Flux.1 Dev produces the highest quality images but requires 33GB VRAM at FP16. For most users, SDXL 1.0 offers the best balance of quality, ecosystem, and accessibility at just 8GB VRAM. If you have 16-24GB VRAM, SD 3.5 Large and Flux.1 Schnell are strong middle-ground options.

Can I run Flux locally on a consumer GPU?

Yes. Flux.1 Dev at FP8 precision needs about 17GB VRAM, fitting on an RTX 4090 or RTX 5090. GGUF quantized versions (Q4) bring it down to around 12GB. Flux.1 Schnell uses the same architecture but generates images in just 4 steps.

How much VRAM do I need for Stable Diffusion?

SD 1.5 runs on as little as 4GB VRAM. SDXL needs 8GB minimum. SD 3.5 Large requires 18GB at FP16. Flux.1 Dev needs 33GB at full precision but can run quantized on 12GB. The right model depends on your GPU's VRAM capacity.

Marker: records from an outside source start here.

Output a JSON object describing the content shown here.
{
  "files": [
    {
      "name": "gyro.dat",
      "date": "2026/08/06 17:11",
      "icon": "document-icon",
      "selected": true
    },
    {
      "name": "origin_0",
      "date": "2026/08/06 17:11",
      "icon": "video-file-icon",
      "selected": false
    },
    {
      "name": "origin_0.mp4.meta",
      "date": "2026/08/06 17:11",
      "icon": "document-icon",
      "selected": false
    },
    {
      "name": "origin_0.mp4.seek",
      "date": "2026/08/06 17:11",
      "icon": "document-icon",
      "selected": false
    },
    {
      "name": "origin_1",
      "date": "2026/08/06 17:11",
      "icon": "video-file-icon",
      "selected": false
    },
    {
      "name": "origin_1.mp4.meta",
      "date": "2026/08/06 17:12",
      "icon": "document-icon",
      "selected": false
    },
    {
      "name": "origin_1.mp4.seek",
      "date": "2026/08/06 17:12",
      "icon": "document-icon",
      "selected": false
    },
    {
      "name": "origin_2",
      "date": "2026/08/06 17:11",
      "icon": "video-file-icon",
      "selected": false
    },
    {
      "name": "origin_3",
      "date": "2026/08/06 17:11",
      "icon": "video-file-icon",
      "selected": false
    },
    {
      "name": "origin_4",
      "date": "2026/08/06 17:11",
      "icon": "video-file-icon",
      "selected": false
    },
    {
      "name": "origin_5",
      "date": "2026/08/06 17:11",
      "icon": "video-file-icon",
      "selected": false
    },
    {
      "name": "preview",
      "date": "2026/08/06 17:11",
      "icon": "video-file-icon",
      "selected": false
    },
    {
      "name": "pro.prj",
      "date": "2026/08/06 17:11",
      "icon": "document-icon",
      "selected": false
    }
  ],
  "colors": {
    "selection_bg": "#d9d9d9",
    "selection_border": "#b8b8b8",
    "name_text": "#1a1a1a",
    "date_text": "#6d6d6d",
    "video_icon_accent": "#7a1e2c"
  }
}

Is SDXL still worth using in 2025?

Absolutely. SDXL has the largest ecosystem of LoRAs, ControlNets, and community fine-tunes. It runs on 8GB VRAM, generates images quickly, and the community models like RealVisXL, DreamShaper XL, and Juggernaut XL produce excellent results for specific use cases.

What is the most accessible AI image model?

Stable Diffusion 1.5 remains the most accessible, running on GPUs with just 4GB VRAM. It has the largest LoRA and ControlNet ecosystem of any model. For slightly more VRAM (8GB), SDXL offers a major quality upgrade.